Confiance en soi, travail collectif, rouages économiques
Destinée à faire découvrir les métiers de l'entreprise voire donner des pistes d'orientation et éveiller des centres d'intérêt, la création de mini-entreprises en milieu scolaire vise à valoriser des compétences et offrir aux élèves d'aborder de nombreux sujets tout en gagnant en confiance en soi.
« La mini-entreprise, ça nous pousse à nous dépasser! J'ai découvert le travail en équipe, la réflexion collective, j'ai appris ce que que sont la production, la comptabilité, la recherche de financement, mais aussi à quoi servaient le marketing et la communication, sur Instagram ou sur Facebook. Et j'ai beaucoup gagné en aisance à l'oral. À la fin, je comprends mieux pourquoi c'est important de réciter des poésies en classe ou d'apprendre le calcul » confirme le dynamique Arsène.

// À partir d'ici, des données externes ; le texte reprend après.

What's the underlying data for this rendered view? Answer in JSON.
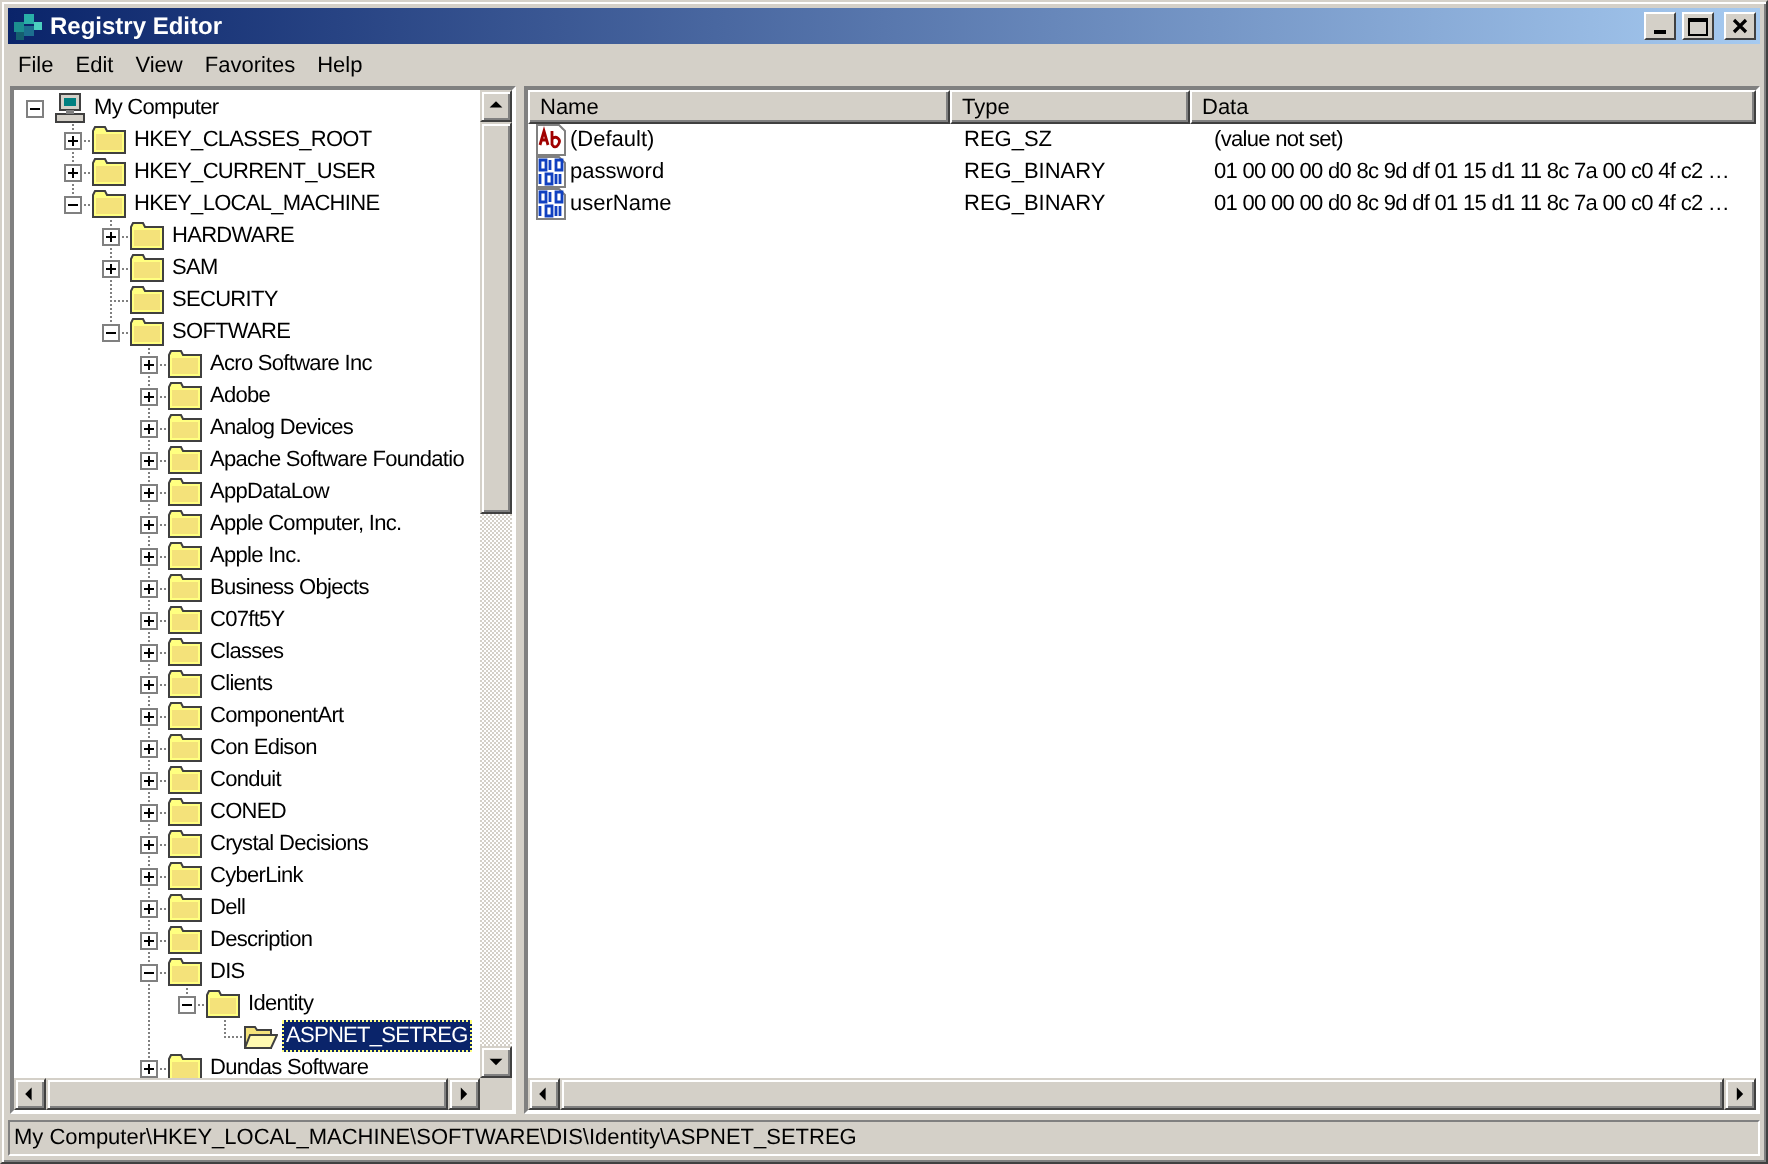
{
  "window": {
    "title": "Registry Editor"
  },
  "menu": [
    {
      "label": "File"
    },
    {
      "label": "Edit"
    },
    {
      "label": "View"
    },
    {
      "label": "Favorites"
    },
    {
      "label": "Help"
    }
  ],
  "tree": [
    {
      "label": "My Computer",
      "kind": "computer",
      "expanded": true,
      "selected": false,
      "children": [
        {
          "label": "HKEY_CLASSES_ROOT",
          "kind": "folder",
          "expanded": false,
          "selected": false
        },
        {
          "label": "HKEY_CURRENT_USER",
          "kind": "folder",
          "expanded": false,
          "selected": false
        },
        {
          "label": "HKEY_LOCAL_MACHINE",
          "kind": "folder",
          "expanded": true,
          "selected": false,
          "children": [
            {
              "label": "HARDWARE",
              "kind": "folder",
              "expanded": false,
              "selected": false
            },
            {
              "label": "SAM",
              "kind": "folder",
              "expanded": false,
              "selected": false
            },
            {
              "label": "SECURITY",
              "kind": "folder",
              "selected": false
            },
            {
              "label": "SOFTWARE",
              "kind": "folder",
              "expanded": true,
              "selected": false,
              "children": [
                {
                  "label": "Acro Software Inc",
                  "kind": "folder",
                  "expanded": false,
                  "selected": false
                },
                {
                  "label": "Adobe",
                  "kind": "folder",
                  "expanded": false,
                  "selected": false
                },
                {
                  "label": "Analog Devices",
                  "kind": "folder",
                  "expanded": false,
                  "selected": false
                },
                {
                  "label": "Apache Software Foundatio",
                  "kind": "folder",
                  "expanded": false,
                  "selected": false
                },
                {
                  "label": "AppDataLow",
                  "kind": "folder",
                  "expanded": false,
                  "selected": false
                },
                {
                  "label": "Apple Computer, Inc.",
                  "kind": "folder",
                  "expanded": false,
                  "selected": false
                },
                {
                  "label": "Apple Inc.",
                  "kind": "folder",
                  "expanded": false,
                  "selected": false
                },
                {
                  "label": "Business Objects",
                  "kind": "folder",
                  "expanded": false,
                  "selected": false
                },
                {
                  "label": "C07ft5Y",
                  "kind": "folder",
                  "expanded": false,
                  "selected": false
                },
                {
                  "label": "Classes",
                  "kind": "folder",
                  "expanded": false,
                  "selected": false
                },
                {
                  "label": "Clients",
                  "kind": "folder",
                  "expanded": false,
                  "selected": false
                },
                {
                  "label": "ComponentArt",
                  "kind": "folder",
                  "expanded": false,
                  "selected": false
                },
                {
                  "label": "Con Edison",
                  "kind": "folder",
                  "expanded": false,
                  "selected": false
                },
                {
                  "label": "Conduit",
                  "kind": "folder",
                  "expanded": false,
                  "selected": false
                },
                {
                  "label": "CONED",
                  "kind": "folder",
                  "expanded": false,
                  "selected": false
                },
                {
                  "label": "Crystal Decisions",
                  "kind": "folder",
                  "expanded": false,
                  "selected": false
                },
                {
                  "label": "CyberLink",
                  "kind": "folder",
                  "expanded": false,
                  "selected": false
                },
                {
                  "label": "Dell",
                  "kind": "folder",
                  "expanded": false,
                  "selected": false
                },
                {
                  "label": "Description",
                  "kind": "folder",
                  "expanded": false,
                  "selected": false
                },
                {
                  "label": "DIS",
                  "kind": "folder",
                  "expanded": true,
                  "selected": false,
                  "children": [
                    {
                      "label": "Identity",
                      "kind": "folder",
                      "expanded": true,
                      "selected": false,
                      "children": [
                        {
                          "label": "ASPNET_SETREG",
                          "kind": "folder",
                          "selected": true
                        }
                      ]
                    }
                  ]
                },
                {
                  "label": "Dundas Software",
                  "kind": "folder",
                  "expanded": false,
                  "selected": false
                }
              ]
            }
          ]
        }
      ]
    }
  ],
  "list": {
    "columns": [
      "Name",
      "Type",
      "Data"
    ],
    "rows": [
      {
        "kind": "string",
        "name": "(Default)",
        "type": "REG_SZ",
        "data": "(value not set)"
      },
      {
        "kind": "binary",
        "name": "password",
        "type": "REG_BINARY",
        "data": "01 00 00 00 d0 8c 9d df 01 15 d1 11 8c 7a 00 c0 4f c2 …"
      },
      {
        "kind": "binary",
        "name": "userName",
        "type": "REG_BINARY",
        "data": "01 00 00 00 d0 8c 9d df 01 15 d1 11 8c 7a 00 c0 4f c2 …"
      }
    ]
  },
  "status_bar": "My Computer\\HKEY_LOCAL_MACHINE\\SOFTWARE\\DIS\\Identity\\ASPNET_SETREG"
}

En renforçant la persévérance scolaire, ces ateliers démystifient l'image de l'entreprise, du travail de bureau et ouvrent les esprits au monde de demain. De nombreuses mini-entreprises soignent particulièrement leur impact social et environnemental. C'est le cas d'Eco'n'home à Redon, qui produit des éponges, allume-feux et autres produits écologiques à partir de boîtes d'œufs, de tissu ou de la cire de bougie recyclée. La société prévoit aussi de verser 20 % de ses bénéfices (260 euros déjà engrangés) à une association. À Concarneau, Old'lympiades entend proposer, année olympique oblige, un challenge adapté aux personnes dépendantes d'un Ehpad. Les élèves avouent d'abord rechercher « un bénéfice moral ».
Facteur de réinsertion et quête de nouveaux mentors
« La mini-entreprise, c'est effectivement un apprentissage de la citoyenneté » fait remarquer Gaël Le Bohec qui, pour atteindre 500 mini-structures en 2026, veut doubler les moyens humains et financiers de son association. « Aux jeunes qui ont plus de mal, ce dispositif donne le goût de l'apprentissage en les mettant en situation professionnelle. Dans cette optique, nous développons nos liens avec les missions locales et les espaces jeunes des communes. »
Entreprendre pour Apprendre Bretagne mène aussi deux expérimentations de création d'entreprise dans les prisons de Rennes auprès des détenus, hommes et femmes. « Apprendre à réaliser une étude de marché, penser un modèle économique, créer un cadre juridique, concevoir un produit, développer des arguments de vente, cela permet de se projeter plus sereinement en entreprise et ça réduit la récidive » ajoute Mélanie Rault, la directrice générale de l'association.
Alors que chaque projet est accompagné par un enseignant ou un référent, accompagné d'une entreprise partenaire, l'association, dont 50% du budget est financé par une vingtaine de fonds privés, doit soutenir sa croissance. Pour doubler son budget à brève échéance (440.000 euros en 2022-2023, 500.000 euros en 2024), elle cherche de nouveaux mentors dans tous les départements bretons. Après la Fondation SNCF ou EDF, Entreprendre pour Apprendre Bretagne vient d'être rejointe par CER Bretagne, La Poste et MV Group. Rennaise, cette dernière entreprise est très engagée dans les enjeux de ressources humaines.